César dobló el mensaje y lo guardó en un bolsillo de la levita, luego fue hacia la puerta. En la mano llevaba la joya.
—¿Adónde va? —preguntó, débilmente, Cristina.
—No creo que le cueste mucho trabajo adivinarlo, señorita. Es fácil.
—¡No ha sido Pat! —gritó la joven—. ¡Estoy segura de que no ha sido él!
—¿Quién si no? —preguntó Guzmán—. El mismo sello de siempre. Matar al más débil.
—No ha sido Pat —insistió la muchacha.
—¿Quién puede tener otro alfiler como éste? Yo se lo envié y él me lo devuelve.
—Eso es lo más raro —advirtió Silveira—. Este asesinato es una prueba de cobardía; pero el dejar la carta y el alfiler de oro... Por lo menos resulta extraño. Inverosímil. Impropio de un cobarde. Ese hombre quiere que vayas a buscarle. No trata de pasar inadvertido. Te dice: «He sido yo. Búscame y mátame.»

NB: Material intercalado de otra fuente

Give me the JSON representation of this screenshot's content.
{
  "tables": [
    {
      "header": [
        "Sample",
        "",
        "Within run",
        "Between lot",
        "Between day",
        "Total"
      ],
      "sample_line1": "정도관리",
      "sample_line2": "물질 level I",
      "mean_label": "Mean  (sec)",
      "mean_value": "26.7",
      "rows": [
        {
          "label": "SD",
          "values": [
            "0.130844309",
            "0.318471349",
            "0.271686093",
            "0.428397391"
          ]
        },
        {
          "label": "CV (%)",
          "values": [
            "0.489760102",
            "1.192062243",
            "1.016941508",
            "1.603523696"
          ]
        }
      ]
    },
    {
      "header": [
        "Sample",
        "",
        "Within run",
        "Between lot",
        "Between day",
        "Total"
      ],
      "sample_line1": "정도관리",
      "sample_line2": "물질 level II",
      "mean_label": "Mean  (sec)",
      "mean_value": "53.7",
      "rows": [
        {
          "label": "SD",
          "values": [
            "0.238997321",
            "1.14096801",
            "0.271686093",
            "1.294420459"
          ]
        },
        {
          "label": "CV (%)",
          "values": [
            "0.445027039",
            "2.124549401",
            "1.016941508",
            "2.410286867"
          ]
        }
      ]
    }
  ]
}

—De todas formas pensaba hacerlo —respondió Guzmán.
Silveira, que conocía sus reacciones, su voz y sus gestos, captó un principio de duda en su anterior seguridad. Guzmán no estaba ya convencido de que Bob Lerner hubiera asesinado a Chick Polard. Sin embargo, la solución de aquel extraño suceso tenía que estar en él. ¿A quién había entregado Gardiner el alfiler de oro? o ¿quién se lo había robado?
Inmóvil unos momentos junto a la puerta, el español sacó, uno tras otro, sus dos revólveres, y revisó los cartuchos que llenaban los cilindros. Los volvió a enfundar y, en silencio, salió.
Cristina le siguió. Desde enfrente de la cárcel, vio cómo César montaba a caballo y partía, al trote, hacia las tierras de pasto.
En voz muy baja, la joven pidió:
—Si es posible... que no muera ninguno de los dos. Pero si sólo ha de sobrevivir uno de ellos... ¡Dios mío, Tú ya sabes por quién ruego!